UBC Theses and Dissertations
The computation of chemical equilibrium and the distribution of Fe, Mn and Mg among sites and phases in olivines and garnets De Capitani, Christian
A general algorithm for the computation of chemical equilibria in complex systems containing non-ideal solutions has been developed. The method is a G-minimization based on repeated linear and nonlinear programming steps. A computer program (THERIAK) based on this algorithm has been written and was used to solve a great variety of problems, ranging from a simple blast furnace calculation to liquid-liquid unmixing in a four component silicate melt. The computing times are in the magnitude of 1/2 to 2 seconds for each calculation.

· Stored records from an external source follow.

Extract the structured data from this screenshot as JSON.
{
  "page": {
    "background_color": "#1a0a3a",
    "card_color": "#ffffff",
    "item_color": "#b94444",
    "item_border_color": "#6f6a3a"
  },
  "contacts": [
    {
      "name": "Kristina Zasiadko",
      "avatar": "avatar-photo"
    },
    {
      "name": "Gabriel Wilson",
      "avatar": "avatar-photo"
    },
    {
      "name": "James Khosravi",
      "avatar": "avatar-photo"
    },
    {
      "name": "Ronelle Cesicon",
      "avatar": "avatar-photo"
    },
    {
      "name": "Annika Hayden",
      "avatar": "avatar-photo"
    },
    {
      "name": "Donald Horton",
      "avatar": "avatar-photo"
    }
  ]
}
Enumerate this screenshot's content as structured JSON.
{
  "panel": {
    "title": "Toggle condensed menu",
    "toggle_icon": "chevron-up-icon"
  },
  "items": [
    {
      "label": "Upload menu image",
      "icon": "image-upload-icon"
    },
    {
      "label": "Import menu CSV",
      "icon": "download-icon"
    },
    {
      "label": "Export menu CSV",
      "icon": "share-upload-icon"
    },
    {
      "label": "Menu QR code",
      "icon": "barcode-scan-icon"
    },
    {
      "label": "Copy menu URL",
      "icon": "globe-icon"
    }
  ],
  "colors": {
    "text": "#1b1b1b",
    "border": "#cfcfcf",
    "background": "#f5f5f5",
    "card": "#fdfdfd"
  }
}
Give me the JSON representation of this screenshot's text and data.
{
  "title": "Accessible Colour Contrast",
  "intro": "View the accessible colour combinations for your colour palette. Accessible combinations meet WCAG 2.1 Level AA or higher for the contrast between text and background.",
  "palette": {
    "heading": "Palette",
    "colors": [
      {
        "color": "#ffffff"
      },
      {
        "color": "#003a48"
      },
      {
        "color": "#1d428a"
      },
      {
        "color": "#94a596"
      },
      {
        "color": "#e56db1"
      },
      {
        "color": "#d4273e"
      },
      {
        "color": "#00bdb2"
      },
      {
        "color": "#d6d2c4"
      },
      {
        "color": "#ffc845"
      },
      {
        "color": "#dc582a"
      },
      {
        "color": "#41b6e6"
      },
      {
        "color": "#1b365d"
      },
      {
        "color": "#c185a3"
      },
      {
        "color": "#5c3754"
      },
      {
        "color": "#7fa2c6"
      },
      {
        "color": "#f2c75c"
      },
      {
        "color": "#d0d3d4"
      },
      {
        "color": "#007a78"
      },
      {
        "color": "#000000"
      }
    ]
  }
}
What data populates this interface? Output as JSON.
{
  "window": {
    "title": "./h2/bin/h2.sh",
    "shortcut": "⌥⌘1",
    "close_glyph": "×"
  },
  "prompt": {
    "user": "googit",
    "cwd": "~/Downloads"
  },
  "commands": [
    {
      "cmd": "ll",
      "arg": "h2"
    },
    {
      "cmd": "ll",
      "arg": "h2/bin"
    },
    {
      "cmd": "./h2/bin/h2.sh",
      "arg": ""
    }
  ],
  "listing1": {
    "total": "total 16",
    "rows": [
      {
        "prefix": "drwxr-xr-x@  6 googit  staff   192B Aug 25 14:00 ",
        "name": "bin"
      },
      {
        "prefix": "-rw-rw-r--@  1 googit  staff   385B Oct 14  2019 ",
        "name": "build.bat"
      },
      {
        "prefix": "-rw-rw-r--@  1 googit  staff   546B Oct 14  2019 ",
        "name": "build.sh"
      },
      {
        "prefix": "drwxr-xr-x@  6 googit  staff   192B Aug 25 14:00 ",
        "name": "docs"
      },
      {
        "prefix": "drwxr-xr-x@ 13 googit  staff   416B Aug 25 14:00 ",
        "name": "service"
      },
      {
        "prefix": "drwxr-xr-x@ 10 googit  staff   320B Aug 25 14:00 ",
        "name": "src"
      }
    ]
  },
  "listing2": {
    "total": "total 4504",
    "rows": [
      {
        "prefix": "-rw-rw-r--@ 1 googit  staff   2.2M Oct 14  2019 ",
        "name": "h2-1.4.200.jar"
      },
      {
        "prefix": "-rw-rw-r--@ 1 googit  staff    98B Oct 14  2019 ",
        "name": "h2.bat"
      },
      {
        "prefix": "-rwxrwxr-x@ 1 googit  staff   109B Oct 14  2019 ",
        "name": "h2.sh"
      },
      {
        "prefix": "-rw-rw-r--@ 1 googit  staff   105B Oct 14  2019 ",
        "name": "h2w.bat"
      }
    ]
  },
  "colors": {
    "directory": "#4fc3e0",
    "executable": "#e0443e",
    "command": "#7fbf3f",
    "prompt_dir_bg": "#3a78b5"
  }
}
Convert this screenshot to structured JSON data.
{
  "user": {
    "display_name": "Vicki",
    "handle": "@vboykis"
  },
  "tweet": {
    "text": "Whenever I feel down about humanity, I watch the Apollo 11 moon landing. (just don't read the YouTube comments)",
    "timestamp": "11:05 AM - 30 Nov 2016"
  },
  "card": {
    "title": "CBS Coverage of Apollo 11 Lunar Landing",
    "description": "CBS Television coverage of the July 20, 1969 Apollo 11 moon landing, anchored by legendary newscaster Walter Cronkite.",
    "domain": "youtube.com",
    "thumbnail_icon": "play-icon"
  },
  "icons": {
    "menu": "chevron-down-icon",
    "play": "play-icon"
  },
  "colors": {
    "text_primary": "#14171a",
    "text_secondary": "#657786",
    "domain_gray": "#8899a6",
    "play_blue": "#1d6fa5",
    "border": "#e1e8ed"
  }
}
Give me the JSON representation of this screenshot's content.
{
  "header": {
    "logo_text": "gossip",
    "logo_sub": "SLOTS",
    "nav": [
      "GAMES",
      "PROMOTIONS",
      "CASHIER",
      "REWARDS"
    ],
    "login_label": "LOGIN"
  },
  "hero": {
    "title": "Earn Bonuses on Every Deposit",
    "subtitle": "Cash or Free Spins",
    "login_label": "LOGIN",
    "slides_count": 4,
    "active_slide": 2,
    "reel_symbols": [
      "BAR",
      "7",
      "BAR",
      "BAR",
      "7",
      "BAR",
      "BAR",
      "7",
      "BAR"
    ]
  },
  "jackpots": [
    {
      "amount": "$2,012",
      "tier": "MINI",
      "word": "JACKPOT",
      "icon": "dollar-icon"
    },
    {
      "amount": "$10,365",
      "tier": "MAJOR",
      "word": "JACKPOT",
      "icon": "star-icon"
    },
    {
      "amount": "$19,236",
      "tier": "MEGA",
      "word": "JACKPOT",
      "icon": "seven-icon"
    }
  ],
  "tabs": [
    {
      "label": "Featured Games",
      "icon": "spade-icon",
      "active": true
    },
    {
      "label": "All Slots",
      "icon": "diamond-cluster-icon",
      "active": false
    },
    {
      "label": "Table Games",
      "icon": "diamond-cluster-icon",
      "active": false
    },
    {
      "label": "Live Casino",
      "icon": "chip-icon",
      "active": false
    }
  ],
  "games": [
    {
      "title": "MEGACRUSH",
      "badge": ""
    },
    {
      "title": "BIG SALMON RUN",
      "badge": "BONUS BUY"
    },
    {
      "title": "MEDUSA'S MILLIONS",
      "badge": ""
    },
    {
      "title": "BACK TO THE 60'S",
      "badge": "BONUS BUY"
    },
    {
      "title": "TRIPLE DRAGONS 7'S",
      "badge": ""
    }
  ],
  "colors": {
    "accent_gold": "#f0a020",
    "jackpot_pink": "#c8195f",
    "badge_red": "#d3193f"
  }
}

The method can also be used to test the consequences of thermodynamic models and data in systems of interest to many fields, including chemistry, geochemistry and metallurgy. Integrated powder diffraction intensities can be used to measure Mn-Mg and Fe-Mg site occupancies in olivines because of the difference in scattering factors between Mg and Mn or Fe. Theoretically calculated intensity ratios are subject to uncertainties from positional parameters (less than 3.5 % for peaks with a relative intensity greater than 25 %) and unknown charge distribution (up to 30 %). Several peak ratios are less subject to this last uncertainty and may be used to measure the site occupancies in olivines. 27 synthetic Fe-Mn-Mg olivines (800 °C, vacuum, with graphite) were investigated with Mossbauer spectroscopy and XRD intensity evaluation, producing occupancies accurate to approximately 0.03 per site. A thermodynamic speciation model represents the data very well. Preliminary Fe-Mn-Mg exchange experiments involving olivine and garnet place some limits on element distributions between these two minerals.